Retrieve the API key

Now that you have the API key on the global object, you can retrieve it from the client code and inject it into searchClient. Make sure you clean up the global object. Otherwise, this value will stay in memory.
Vue
<template>
  <ais-instant-search
    :search-client="searchClient"
    index-name="demo_ecommerce"
  >
    <!-- InstantSearch widgets -->
  </ais-instant-search>
</template>

<script>
import { liteClient as algoliasearch } from 'algoliasearch/lite';
import 'instantsearch.css/themes/satellite-min.css';

export default {
  data() {
    return {
      searchClient: algoliasearch(
        'ALGOLIA_APPLICATION_ID',
        window.SERVER_DATA.ALGOLIA_API_KEY
      ),
    };
  },
};
</script>
That’s it for the client. Your app can now only target the index demo_ecommerce. You can try to target a different one like demo_media, but the API will return an error.
This code has been specifically created for Vue 2. Some modifications may be required for it to work correctly in Vue 3.

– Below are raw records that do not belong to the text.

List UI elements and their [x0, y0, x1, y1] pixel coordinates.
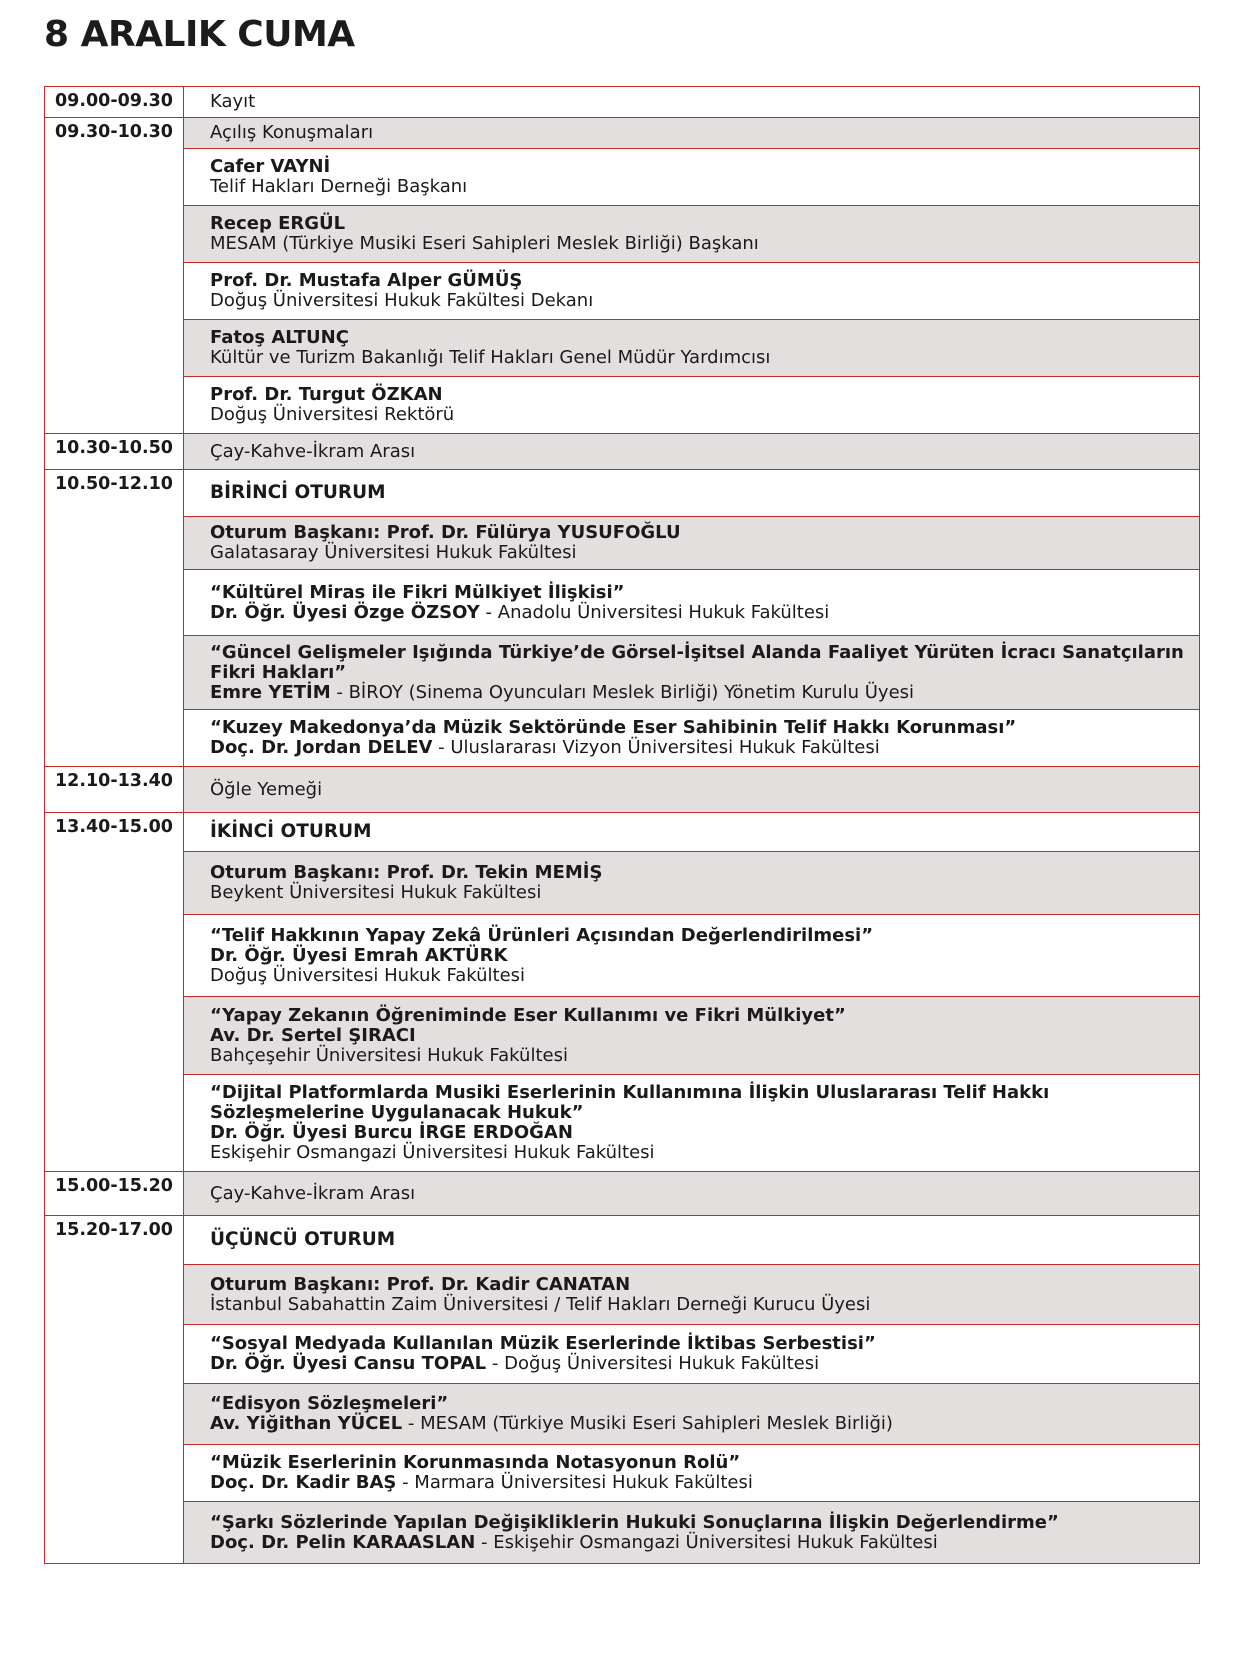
program-item	[184, 434, 1199, 469]
program-item	[184, 1444, 1199, 1501]
speaker-line	[210, 603, 1199, 623]
speaker-name: Av. Dr. Sertel ŞIRACI	[210, 1024, 416, 1046]
speaker-line	[210, 1354, 1199, 1374]
speaker-line	[210, 157, 1199, 177]
program-item	[184, 851, 1199, 914]
program-item	[184, 1216, 1199, 1264]
speaker-name: Av. Yiğithan YÜCEL	[210, 1413, 403, 1434]
block-items	[184, 434, 1200, 469]
block-items	[184, 470, 1200, 766]
item-text: Doğuş Üniversitesi Hukuk Fakültesi Dekanı	[210, 290, 594, 311]
item-text: Telif Hakları Derneği Başkanı	[210, 176, 468, 197]
program-item	[184, 148, 1199, 205]
speaker-line	[210, 1123, 1199, 1143]
speaker-affiliation: - Marmara Üniversitesi Hukuk Fakültesi	[396, 1472, 753, 1493]
speaker-affiliation: - Uluslararası Vizyon Üniversitesi Hukuk Fakültesi	[432, 737, 880, 758]
schedule-block	[44, 813, 1200, 1172]
speaker-name: Dr. Öğr. Üyesi Burcu İRGE ERDOĞAN	[210, 1122, 573, 1143]
speaker-line	[210, 1026, 1199, 1046]
schedule-block	[44, 86, 1200, 118]
speaker-name: Doç. Dr. Pelin KARAASLAN	[210, 1531, 476, 1553]
speaker-name: Prof. Dr. Turgut ÖZKAN	[210, 384, 443, 405]
schedule-block	[44, 1216, 1200, 1564]
item-text: Kayıt	[210, 91, 256, 112]
session-title: İKİNCİ OTURUM	[210, 821, 372, 842]
program-item	[184, 205, 1199, 262]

Prevent cross-site scripting vulnerabilities

Algolia’s highlighting feature helps users understand how their query matches the results. It’s a key visual cue. Algolia’s highlighting feature helps users understand how their query matches the results. It’s a key visual cue. Algolia wraps matching words in HTML tags. By default, it uses tags like em, which the browser renders as HTML. If your site includes user-generated content, this can expose your app to cross-site scripting (XSS) attacks. The same risk applies to the snippeting feature. To prevent this, InstantSearch restricts highlighting to a predefined set of HTML tags and escapes all others. If you set a custom tag in the Algolia dashboard, it’s overridden and replaced by mark. To use a different tag, such as strong, set the highlightedTagName props in ais-highlight or ais-snippet.
Vue
<template>
  <ais-instant-search
    index-name="instant_search"
    :search-client="searchClient"
  >
    <ais-hits>
      <template v-slot:item="{ item }">
        <p>
          <ais-highlight attribute="name" :hit="item" />
          <ais-snippet attribute="description" :hit="item" />
        </p>
      </template>
    </ais-hits>
  </ais-instant-search>
</template>
To turn this safety feature off, use :escape-hits="false" on the ais-hits component, then the HTML will no longer be escaped.